The judge in the case said she will lower the amount of the damages, but it will still be the most ever awarded to claimants suing Johnson & Johnson over their illness. The company said it will appeal.

The damages award was the final phase of a trial that began last year. The jury initially awarded the plaintiffs $37.3 million in compensatory damages. Judge Ana Viscomi of New Jersey Superior Court said state law limits punitive damages to five times the amount of compensatory damages, therefore the punitive damage award would be lowered to around $186.5 million.

The trial focused on the safety of two of the company’s powder products, Johnson & Johnson Baby Powder and Shower to Shower.

Plaintiffs claim the products contained asbestos

This was the latest case in which consumers of Johnson & Johnson powder products brought an action against the company, claiming the powder contained small amounts of asbestos, a cancer-causing substance.

Johnson & Johnson has vigorously denied that is the case. In the trial, Johnson & Johnson CEO Alex Gorsky took the stand and testified that the company took extensive measures to make sure that its powder products containing talc were safe and did not contain asbestos.

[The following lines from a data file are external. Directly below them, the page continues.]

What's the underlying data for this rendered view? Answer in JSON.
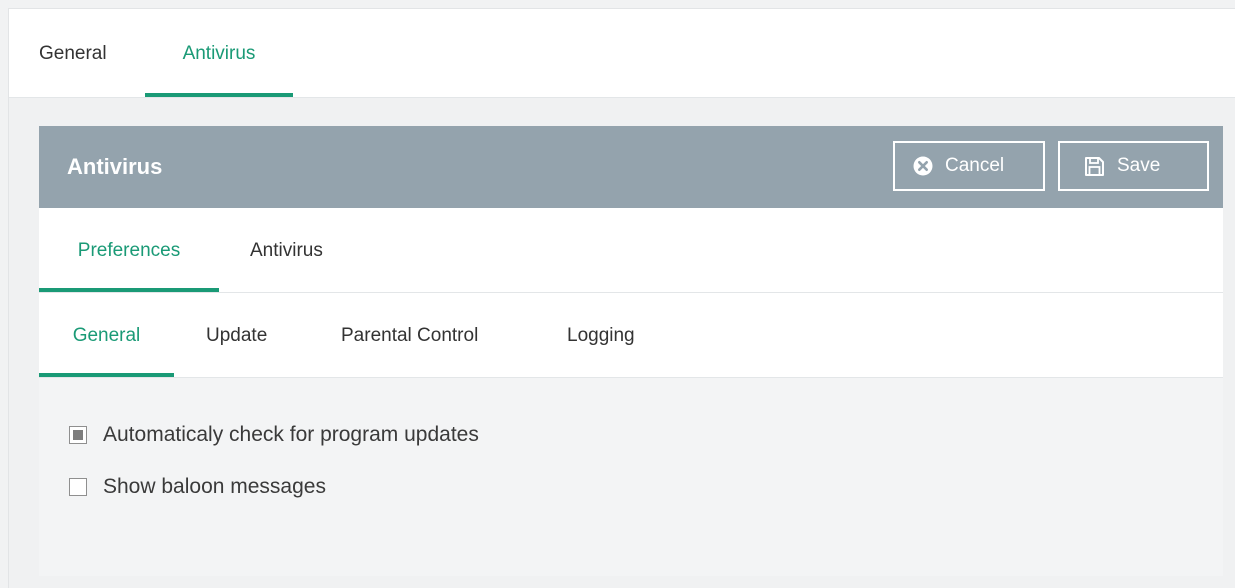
{
  "top_tabs": [
    {
      "label": "General",
      "active": false
    },
    {
      "label": "Antivirus",
      "active": true
    }
  ],
  "panel": {
    "title": "Antivirus",
    "cancel_label": "Cancel",
    "save_label": "Save",
    "cancel_icon": "x-circle-icon",
    "save_icon": "floppy-disk-icon"
  },
  "sub_tabs": [
    {
      "label": "Preferences",
      "active": true
    },
    {
      "label": "Antivirus",
      "active": false
    }
  ],
  "section_tabs": [
    {
      "label": "General",
      "active": true
    },
    {
      "label": "Update",
      "active": false
    },
    {
      "label": "Parental Control",
      "active": false
    },
    {
      "label": "Logging",
      "active": false
    }
  ],
  "options": [
    {
      "label": "Automaticaly check for program updates",
      "checked": true
    },
    {
      "label": "Show baloon messages",
      "checked": false
    }
  ],
  "colors": {
    "accent": "#1a9a76",
    "header_bg": "#94a3ad"
  }
}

In rendering its punitive damages verdict, the jury found otherwise. It found Johnson & Johnson was responsible for causing the plaintiffs to suffer from mesothelioma, a form of lung cancer.

Basis of appeal

Attorneys for Johnson & Johnson immediately served notice that they would appeal the court’s verdicts in both phases of the trial. They point to what they called “numerous legal errors” that prevented the jury from hearing “meaningful evidence.”

Johnson & Johnson insists that it has always acted responsibly and points to more than 40 years of testing that it says has confirmed that Johnson’s Baby Powder is safe, doesn’t contain asbestos, and doesn’t cause cancer.

But in a report last year, Reuters quoted officials of the Food and Drug Administration (FDA) as saying it isn’t accurate to say the powder products have always been free of asbestos. The officials noted that Johnson & Johnson had already recalled nearly 33,000 containers of baby powder after the FDA said it found trace amounts of asbestos in powder taken from a container the agency purchased online.

Consumers might rightly wonder how asbestos, a known carcinogen, could end up in a commercial talc powder product. According to Mesothelioma.com, a site sponsored by a law firm handling mesothelioma cases, talc is often naturally found near asbestos in the earth. It says the talc can easily become contaminated by the toxin while being mined.